People take more pictures they never use on digital. That actually makes it harder to find the photos that really matter. Digital makes it tempting for folks to shoot like fools and come back with little to show for it. The cost of film actually encourages people to think before they shoot. Also, many people who are not serious photographers often do not have protocols to backup and migrate their images to newer media. Thus, when a hard drive crashes the whole archive is often lost. A shoe box, on the other hand, can preserve negatives and prints a long, long time.
Cost per exposure digital is cheaper. You almost capture every second of your vacation for no materials cost. In fact you may be able to shoot eight frames a second. Now, let's talk about cost per picture that matters. People are actually printing less and leaving more images, garbage and good locked away on non tangible media. My parents had photo albums that were family treasures and movies we all knew by heart. Making a million copies of digital images that are forgotten in a month is hardly a value in my book. In my opinion for most folks digital imagery has gotten so cheap as to be perceived by most as being worthless. What's the value of photos that are not looked at, digital or analog?

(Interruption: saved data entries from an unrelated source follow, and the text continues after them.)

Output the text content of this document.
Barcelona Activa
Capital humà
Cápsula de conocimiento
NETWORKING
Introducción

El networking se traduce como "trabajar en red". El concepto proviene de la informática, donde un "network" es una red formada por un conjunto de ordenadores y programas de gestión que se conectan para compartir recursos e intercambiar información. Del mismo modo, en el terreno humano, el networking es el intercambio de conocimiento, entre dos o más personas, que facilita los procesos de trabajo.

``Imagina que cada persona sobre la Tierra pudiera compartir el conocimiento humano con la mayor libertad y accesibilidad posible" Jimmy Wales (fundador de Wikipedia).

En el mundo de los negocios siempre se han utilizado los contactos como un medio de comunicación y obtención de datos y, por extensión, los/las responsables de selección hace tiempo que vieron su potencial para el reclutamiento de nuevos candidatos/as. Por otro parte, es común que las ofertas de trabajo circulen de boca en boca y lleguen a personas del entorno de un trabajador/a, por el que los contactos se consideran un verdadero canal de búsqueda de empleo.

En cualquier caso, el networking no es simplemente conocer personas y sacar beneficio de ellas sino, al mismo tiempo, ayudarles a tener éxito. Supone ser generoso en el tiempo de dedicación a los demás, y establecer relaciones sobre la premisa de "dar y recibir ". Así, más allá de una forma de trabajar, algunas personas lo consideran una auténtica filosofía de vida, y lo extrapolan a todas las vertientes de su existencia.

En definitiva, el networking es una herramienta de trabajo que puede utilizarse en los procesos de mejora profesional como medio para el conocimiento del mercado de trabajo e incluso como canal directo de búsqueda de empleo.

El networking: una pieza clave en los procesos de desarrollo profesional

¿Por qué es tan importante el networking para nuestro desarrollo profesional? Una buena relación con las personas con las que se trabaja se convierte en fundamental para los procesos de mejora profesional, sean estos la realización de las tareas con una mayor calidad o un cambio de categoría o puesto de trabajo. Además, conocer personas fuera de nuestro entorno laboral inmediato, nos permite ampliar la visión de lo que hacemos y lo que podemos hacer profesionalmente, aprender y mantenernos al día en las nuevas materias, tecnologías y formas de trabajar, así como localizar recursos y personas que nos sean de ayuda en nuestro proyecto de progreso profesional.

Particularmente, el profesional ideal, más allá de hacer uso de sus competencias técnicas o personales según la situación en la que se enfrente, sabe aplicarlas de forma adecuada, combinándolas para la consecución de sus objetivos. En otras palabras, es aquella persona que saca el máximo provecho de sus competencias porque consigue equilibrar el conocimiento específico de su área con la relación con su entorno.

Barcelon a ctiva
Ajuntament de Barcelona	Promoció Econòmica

I used to collect train photographs of every locomotive Southern Pacific owned by number. My primary responsibility was to make pictures that pleased me, even though they would put others to sleep. To calculate the environmental impact of digital images you have to calculate the impact of all the storage devices over the years the images are stored on, all the energy used and consumed storing, updating, migrating and editing the images vs. the shoe box my dad's black and white negatives sat in for 40 years.